Page 8 of The Island of Lost Girls
Sergio pokes her this time, and she springs from her daydream and steps forward.
Donatella starts to shift uneasily as the old man’s collapsed and waxy visage enters her sightline. Only life appeals to Donatella. Death disturbs her so much that she’s generally excused coffin viewings. But not today. Failing to pay her respects would be a slap in the face to his son. Even though he isn’t here.
She turns, abruptly, and buries her face in her mother’s bosom. ‘Want to go, want to go, want to go,’ she mutters.
Larissa freezes. A spectacle. She’s making a spectacle of them. Attracting attention. After all they’ve taught her, the care they’ve taken, still she’s attracting attention.
‘Don’t be stupid, Donatella,’ growls her father.
‘Please.’ Donatella’s voice catches. She’s close to tears.
Larissa takes her by the shoulders and pushes her away. ‘Stop this. Stop it now. Stop.’
‘I CAN’T!’
The low-volume shifting murmur around them stops dead. Women, frowning. Always the women. Larissa and Sergio’s heads drop in shame. Mercedes hears the whispers, feels them pass the length of the room. Feels their chill. Who is that? The Delia girl, of course. What, the restaurant people? They can’t control their daughter? Have they no shame?
Sergio slaps his daughter on the cheek. A performative slap, but heartfelt nonetheless. See me? Head of my family. Disciplining my women. The way a man should do. ‘Pull yourself together!’ he barks.
Donatella’s voice cuts off with a startled hiccup. A shuffle and a sigh of approval all the way to the double doors. Girls should never shame their families. Everybody knows that. Good to see a father exert his authority, even if he did leave it a bit long.
Donatella presses her hand to her face. Walks forward, humbly. The way she’s supposed to.
The reception door opens and a castle guard steps forward to block their way. Mercedes hears the brief roar of cocktail party voices, which cut off as it closes.
They’re having a party. And here we are, she thinks, with no duke.

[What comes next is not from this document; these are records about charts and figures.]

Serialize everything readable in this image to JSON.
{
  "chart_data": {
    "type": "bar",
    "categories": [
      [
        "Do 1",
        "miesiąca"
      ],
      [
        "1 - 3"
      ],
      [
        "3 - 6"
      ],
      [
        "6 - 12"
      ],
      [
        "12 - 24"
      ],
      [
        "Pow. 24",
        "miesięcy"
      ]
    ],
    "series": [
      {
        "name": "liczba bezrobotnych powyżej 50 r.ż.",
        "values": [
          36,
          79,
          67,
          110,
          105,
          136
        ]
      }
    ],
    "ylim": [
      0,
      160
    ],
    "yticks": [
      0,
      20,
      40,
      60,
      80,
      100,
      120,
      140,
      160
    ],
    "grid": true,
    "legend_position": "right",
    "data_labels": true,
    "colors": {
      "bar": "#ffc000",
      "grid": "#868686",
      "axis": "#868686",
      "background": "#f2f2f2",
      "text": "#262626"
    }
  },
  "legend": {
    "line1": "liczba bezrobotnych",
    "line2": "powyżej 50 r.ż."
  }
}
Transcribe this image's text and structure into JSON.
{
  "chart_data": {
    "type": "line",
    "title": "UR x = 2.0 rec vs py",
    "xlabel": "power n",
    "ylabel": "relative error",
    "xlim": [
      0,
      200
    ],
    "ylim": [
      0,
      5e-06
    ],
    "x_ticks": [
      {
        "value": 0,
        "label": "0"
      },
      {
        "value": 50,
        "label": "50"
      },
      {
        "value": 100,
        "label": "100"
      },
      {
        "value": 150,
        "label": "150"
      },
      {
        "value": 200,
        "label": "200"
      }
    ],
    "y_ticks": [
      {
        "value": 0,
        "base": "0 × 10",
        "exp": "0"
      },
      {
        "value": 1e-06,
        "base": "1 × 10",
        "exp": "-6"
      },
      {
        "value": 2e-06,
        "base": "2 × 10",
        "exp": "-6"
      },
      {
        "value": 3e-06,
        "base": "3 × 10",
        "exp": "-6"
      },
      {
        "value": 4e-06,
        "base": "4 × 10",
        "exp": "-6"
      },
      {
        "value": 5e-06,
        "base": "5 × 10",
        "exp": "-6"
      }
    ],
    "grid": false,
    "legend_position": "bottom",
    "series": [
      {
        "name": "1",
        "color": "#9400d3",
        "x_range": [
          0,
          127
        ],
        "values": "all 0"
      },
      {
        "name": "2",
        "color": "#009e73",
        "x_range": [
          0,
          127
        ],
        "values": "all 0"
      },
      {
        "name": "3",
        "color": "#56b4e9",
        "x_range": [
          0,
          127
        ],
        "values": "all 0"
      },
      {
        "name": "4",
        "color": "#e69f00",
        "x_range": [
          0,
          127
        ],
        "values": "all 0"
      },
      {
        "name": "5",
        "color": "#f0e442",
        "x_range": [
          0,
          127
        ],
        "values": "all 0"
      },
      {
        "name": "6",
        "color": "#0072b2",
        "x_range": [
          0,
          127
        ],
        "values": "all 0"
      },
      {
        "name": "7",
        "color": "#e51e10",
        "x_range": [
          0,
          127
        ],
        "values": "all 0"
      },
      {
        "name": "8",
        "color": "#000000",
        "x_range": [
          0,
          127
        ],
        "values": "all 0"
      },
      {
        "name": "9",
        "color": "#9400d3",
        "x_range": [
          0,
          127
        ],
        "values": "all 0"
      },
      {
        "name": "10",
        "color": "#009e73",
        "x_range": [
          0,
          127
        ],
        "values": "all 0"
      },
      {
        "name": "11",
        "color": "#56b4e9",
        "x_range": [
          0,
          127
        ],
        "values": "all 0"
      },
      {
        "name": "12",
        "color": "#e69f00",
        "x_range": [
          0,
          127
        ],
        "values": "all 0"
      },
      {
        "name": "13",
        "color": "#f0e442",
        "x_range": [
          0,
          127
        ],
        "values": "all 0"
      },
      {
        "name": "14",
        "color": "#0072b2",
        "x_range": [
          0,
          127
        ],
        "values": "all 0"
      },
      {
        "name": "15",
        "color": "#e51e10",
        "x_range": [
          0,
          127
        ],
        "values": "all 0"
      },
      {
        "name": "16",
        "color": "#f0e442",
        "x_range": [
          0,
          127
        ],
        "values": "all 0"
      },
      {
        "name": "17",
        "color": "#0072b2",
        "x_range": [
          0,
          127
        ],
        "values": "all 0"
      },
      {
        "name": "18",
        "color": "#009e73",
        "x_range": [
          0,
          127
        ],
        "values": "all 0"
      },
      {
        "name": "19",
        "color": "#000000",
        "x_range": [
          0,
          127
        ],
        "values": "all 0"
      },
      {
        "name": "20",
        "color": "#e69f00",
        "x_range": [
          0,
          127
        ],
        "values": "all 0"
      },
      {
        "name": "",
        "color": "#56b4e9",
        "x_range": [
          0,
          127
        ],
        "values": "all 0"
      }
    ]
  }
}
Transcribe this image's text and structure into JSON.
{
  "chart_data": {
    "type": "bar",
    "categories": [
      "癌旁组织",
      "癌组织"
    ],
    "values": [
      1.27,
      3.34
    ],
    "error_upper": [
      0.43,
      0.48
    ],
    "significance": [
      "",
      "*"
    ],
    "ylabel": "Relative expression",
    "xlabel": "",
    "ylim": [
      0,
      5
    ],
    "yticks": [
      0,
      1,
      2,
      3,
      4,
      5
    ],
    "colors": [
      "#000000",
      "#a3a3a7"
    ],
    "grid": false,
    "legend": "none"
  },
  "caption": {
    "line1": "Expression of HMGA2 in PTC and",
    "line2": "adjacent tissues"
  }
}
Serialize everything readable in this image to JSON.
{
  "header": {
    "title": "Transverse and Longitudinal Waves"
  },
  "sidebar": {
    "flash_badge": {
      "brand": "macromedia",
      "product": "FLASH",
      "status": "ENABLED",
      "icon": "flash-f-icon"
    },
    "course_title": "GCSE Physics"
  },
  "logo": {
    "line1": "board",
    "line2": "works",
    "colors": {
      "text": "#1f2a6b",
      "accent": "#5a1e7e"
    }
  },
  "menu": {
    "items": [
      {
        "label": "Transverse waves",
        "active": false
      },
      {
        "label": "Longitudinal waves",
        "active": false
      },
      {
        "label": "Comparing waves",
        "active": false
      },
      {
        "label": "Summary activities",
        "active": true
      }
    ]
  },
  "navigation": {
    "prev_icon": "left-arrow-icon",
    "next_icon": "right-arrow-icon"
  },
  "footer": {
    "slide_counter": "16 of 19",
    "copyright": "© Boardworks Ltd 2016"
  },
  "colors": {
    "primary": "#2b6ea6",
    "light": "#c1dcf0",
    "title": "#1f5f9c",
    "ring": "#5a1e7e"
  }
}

Out from the noise step three people. A man, huge and heavy-set; dark grey suit and a thick head of hair as black as his thin black tie. A beautiful, melancholy woman with smooth blonde hair who looks as though her heart is broken. And a girl. Around Mercedes’ age; plain and solid, with her father’s heavy eyebrows, a skirt so short that Mercedes hears a hiss of indrawn breath among the solteronas, and white socks. White socks and black sandals, in a place of grief! And she’s skipping. Skipping out ahead as though she owns the castle!
Mercedes prickles with a strange admiration. Imagine! Being so sure of yourself that the rules don’t matter! She’s seen them down at the harbour. Yacht people. Their boat is the same as the other boats. Big and white and pointy. Always the woman, standing on the deck, gazing down with that tragic face, something the colour of amber in a glass that chinks with ice. There’s a woman like that on every boat, like the figureheads they used to have on old sailing ships, only living and breathing. Sort of. The boat – which is it? They’re all the same. She tries to remember the name painted on the side. Princess something. What is it? Princess …
‘Tatiana!’ the man’s voice rings out. ‘Slow down!’
The girl stops and turns round.
‘Stay with us,’ he says. He holds out a hand. She skips back to take it.
‘Good girl,’ he says. Soothingly approving, as though talking to a horse. The girl beams up into his face. The melancholy woman watches them and something ugly passes across her features. Envy? wonders Mercedes. Hate? Disgust? She can’t tell. Then the expression smooths away, and the woman is only sad again.
She’s the only one who cares about the duke, she thinks. The others aren’t sad at all.
‘Who are they?’ mutters Donatella from the side of her mouth. She already seems to have forgotten her humiliation. And her fear of the corpse.
‘I don’t know everything,’ Sergio mutters back.
Larissa purses her lips, then whispers. ‘The new duke’s friend,’ she says, ‘from London. They do business together.’
Sergio looks sceptical. ‘But you said the young duke is in New York,’ he says.
Larissa tuts. ‘London, New York, it’s all the same. It’s not here, is it?’
‘But how do you know that?’ he asks.
‘I listen, Sergio.’ She stares ahead. ‘I listen.’
They toast the duke with Pepsi-Cola.
Half the population of Kastellana Town has had the same idea, and, despite the sombre occasion, the mood up on Temple Plain is almost festive. And though the throng of friends and neighbours means that she never gets to taste more than a sip of the special drink before it’s snatched and passed on, Mercedes doesn’t mind that much. Her parents are so caught up in showing off their wealth by offering around this drink all the way from America that it renders them inattentive. And inattentive parents, as far as she’s concerned, are the best sort. As far as all the children are concerned.